I tried to be internally militant and to disdain the present circumstances of my life because they were boring and I was not born to be bored. Of course in Setswana there is no word for boring or bored, which Nelson had pointed out to me as an example of Tswana soundness. But then where was Nelson, my friend, whatever his weaknesses, now that I needed him?

You are boring to me, was the heresy I wanted to shout into the faces of the squinting rabble who were following Dorcas around. You bore me to tears. You are consigning me to a boring position. You are interesting only from the standpoint of someone interested in boring people. You are less than uninteresting. You are boring in the way you interact. I am not asking you to be characters in Proust, but I am mentally asking you not to surveil me, which is the most boring thing you can either do or be subject to. All over the world in the privacy of their huts anthropologists are turning up their hands and saying This is boring. Life should not be boring. There is a person here who is not boring, Nelson Denoon, and you together have driven him into a state where he is out in the desert, and the desert is always dangerous if you go out into it alone. I also am not boring. You may think you aren’t boring because you’re courteous a lot, when you feel like it. In my humble opinion courtesy is the ancien régime everywhere if it goes off and on like a traffic light. I made my own discourse.

Where Was He?

He was supposed to be gone a week at most. A week can mean five days or seven days. And when seven days had passed I was frantically telling myself that he had probably said About a week.

After the fifth day I was frozen with anxiety. I was convinced something terrible had happened to him. My writing project seemed pointless, worse than pointless if something had happened. I should be doing something physical or practical. The effort it took to keep my handwriting from looking atypical was frightening me. I signed up at Sekopololo to distribute seeds around town for the spring planting in the kitchen gardens. At certain houses they closed the door to me when they saw who was calling. I persisted anyway.

The weather had been irregular, some days bright and some ominous, with a little rain. I went up the koppie every morning and evening to see where it had rained, where the dark patches were that would turn green first. Also I was looking for Nelson. I tried to remember what he had told me about a Frenchman in the seventeenth century who had had one and only one occult power, which was to be able to predict accurately when ships would be arriving at Toulon. He couldn’t predict or prophesy in any other way. Nelson’s favorite mystics were individuals who had one freakish talent that was fairly pointless. In the fifties there was a character who seemed to be able to get little fragments of scenes onto photographic plates by sheer concentration. Usually Nelson’s heroes ended in poverty and ignominy. The Frenchman who could see ships around the curvature of the earth, which was what he claimed he could do, never attempted to make money from his gift.

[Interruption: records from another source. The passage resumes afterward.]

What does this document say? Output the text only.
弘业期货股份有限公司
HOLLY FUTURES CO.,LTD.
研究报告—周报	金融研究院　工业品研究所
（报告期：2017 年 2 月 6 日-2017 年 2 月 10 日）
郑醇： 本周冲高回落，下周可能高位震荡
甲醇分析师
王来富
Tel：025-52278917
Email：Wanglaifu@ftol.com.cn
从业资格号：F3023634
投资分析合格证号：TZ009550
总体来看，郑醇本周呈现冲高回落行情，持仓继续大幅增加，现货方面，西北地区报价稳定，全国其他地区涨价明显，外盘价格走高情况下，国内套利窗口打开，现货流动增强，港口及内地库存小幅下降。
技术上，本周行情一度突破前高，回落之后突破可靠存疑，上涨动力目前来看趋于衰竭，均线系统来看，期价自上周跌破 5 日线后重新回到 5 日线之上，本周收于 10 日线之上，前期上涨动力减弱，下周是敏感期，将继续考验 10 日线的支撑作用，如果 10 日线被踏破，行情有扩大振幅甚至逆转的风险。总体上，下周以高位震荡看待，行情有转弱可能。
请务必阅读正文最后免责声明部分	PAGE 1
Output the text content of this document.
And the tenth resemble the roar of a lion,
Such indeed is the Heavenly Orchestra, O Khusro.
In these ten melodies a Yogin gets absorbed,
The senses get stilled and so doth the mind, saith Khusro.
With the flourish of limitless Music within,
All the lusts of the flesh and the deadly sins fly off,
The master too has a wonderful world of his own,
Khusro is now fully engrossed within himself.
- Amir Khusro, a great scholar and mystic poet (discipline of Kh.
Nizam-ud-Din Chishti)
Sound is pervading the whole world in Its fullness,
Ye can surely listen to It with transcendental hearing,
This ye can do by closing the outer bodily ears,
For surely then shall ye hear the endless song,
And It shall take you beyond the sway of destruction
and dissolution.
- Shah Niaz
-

One of Nelson’s major qualities, all of which I was appreciating strongly in my present state, was that if he knew something you didn’t know, he would tell you all there was, and there was no part of it he would shade or leave out because it fit badly into his own belief system. Why did he know these things? He believed in aleatory reading. Through his academic friends he had stack privileges in all the great libraries — this must be a slight exaggeration — and often when he was back in what I would never dare to his face to call civilization he would go straight to the nearest university library and stand up for eight hours, wandering and reading until he had it out of his system. Now where was he?

I had been twice to Dineo to try to get her to authorize a party to search for him. She said that they knew him better than I did and that they were aware of many times when he had gone off like this to one of the pans or along the sand river. She was sure he would be back in good time, and in any case there was the complicating matter of his taking the horse. There really was no excuse for it. I spent an entire day on the koppie, with my binoculars. There was nothing to do. Maun and Kang had been radioed. I was the only one who was distraught.